Einen Ansatz kennen wir aus den Naturwissenschaften, aus der Neurokybernetik, dem Studium neuronaler Informationsverarbeitung. Sie erfährt heute, auch dank der KI-Technologie, einen gewaltigen Forschungsschub. Die Biologie sieht im Bewusstsein selbstverständlich etwas Gewachsenes, etwas aus neuronalem Geschehen «Auftauchendes». Dazu braucht es den richtigen Stoff, die richtige Chemie, die richtige komplexe Architektur des Gehirns.

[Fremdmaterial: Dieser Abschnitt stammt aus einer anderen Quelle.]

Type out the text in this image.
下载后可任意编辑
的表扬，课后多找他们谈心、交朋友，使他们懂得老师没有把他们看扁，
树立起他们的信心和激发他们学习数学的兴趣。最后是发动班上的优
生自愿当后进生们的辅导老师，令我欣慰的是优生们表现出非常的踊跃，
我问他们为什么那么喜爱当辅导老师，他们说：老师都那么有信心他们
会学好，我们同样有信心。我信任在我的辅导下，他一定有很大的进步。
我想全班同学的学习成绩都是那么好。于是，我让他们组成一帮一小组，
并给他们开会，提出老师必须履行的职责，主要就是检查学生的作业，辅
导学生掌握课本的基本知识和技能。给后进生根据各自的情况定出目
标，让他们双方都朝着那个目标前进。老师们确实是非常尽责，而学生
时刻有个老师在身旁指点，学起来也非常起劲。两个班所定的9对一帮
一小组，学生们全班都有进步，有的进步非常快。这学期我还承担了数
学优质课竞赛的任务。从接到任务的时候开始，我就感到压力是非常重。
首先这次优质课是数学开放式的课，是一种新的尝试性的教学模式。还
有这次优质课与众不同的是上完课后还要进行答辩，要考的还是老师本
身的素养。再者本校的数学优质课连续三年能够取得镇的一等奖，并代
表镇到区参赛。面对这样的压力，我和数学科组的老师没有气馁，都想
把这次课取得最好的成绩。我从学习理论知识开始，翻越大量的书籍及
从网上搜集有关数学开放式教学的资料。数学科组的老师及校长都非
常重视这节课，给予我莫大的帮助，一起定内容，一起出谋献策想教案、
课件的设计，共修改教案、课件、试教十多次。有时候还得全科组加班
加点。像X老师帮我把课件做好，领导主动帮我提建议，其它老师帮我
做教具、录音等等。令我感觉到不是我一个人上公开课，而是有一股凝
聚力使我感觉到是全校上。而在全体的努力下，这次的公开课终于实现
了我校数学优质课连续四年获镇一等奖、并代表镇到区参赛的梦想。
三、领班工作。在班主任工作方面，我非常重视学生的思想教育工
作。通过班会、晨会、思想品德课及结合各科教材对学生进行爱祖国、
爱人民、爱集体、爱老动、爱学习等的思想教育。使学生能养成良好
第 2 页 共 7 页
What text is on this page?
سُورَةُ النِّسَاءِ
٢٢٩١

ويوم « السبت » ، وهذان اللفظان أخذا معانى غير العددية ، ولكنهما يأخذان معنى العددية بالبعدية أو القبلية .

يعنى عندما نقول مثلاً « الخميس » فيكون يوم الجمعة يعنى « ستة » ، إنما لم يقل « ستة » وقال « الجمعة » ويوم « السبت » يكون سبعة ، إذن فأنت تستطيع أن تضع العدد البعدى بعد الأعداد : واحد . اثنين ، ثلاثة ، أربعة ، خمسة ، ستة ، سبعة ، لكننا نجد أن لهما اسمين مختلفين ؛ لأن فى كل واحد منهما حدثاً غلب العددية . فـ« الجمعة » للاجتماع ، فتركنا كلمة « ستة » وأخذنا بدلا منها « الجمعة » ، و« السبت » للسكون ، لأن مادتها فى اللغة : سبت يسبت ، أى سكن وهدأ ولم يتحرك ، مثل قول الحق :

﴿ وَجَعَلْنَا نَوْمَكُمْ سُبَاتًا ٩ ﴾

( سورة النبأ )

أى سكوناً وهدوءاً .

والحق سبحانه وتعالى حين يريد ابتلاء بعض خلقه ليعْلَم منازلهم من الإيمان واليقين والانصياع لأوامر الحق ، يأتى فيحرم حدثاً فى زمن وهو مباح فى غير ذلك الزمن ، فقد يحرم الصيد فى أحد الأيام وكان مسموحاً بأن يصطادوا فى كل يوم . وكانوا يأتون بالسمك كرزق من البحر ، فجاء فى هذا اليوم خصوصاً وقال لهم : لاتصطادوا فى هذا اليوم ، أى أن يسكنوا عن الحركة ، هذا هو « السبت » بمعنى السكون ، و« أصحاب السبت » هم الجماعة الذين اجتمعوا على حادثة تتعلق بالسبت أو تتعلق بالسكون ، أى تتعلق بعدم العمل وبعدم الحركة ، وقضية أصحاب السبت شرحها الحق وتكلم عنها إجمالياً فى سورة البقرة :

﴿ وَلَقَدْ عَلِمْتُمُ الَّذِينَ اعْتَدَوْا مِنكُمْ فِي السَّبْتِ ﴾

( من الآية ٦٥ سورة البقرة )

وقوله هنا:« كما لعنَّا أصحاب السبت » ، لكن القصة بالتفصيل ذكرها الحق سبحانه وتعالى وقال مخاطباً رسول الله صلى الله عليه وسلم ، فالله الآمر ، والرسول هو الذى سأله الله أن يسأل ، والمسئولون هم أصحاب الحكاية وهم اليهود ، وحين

Man könnte dies das Neurobiologie-Paradigma nennen. 

Es wurde im Jahre 1990 vom Neurowissenschaftler Christof Koch und der Biologie-Nobelpreisträger Francis Crick formuliert: «Towards a Neurobiological Theory of Consciousness». Darin steht manifestartig: «Wir wollen annehmen, dass bestimmte Tierarten, im Besonderen die höheren Säugetiere, einige wesentliche, nicht notwendig alle Merkmale des Bewusstseins haben. Deshalb könnten geeignete Experimente relevante Hinweise auf die Mechanismen geben, die dem Bewusstsein zugrunde liegen. Wir erachten es auf dieser Forschungsstufe als nicht vorteilhaft, darüber zu diskutieren, ob Tiere wie Kraken, Fruchtfliegen oder Fadenwürmer bewusst sind. Es ist allerdings wahrscheinlich, dass Bewusstsein (..) mit der Komplexität des Nervensystems korreliert ist».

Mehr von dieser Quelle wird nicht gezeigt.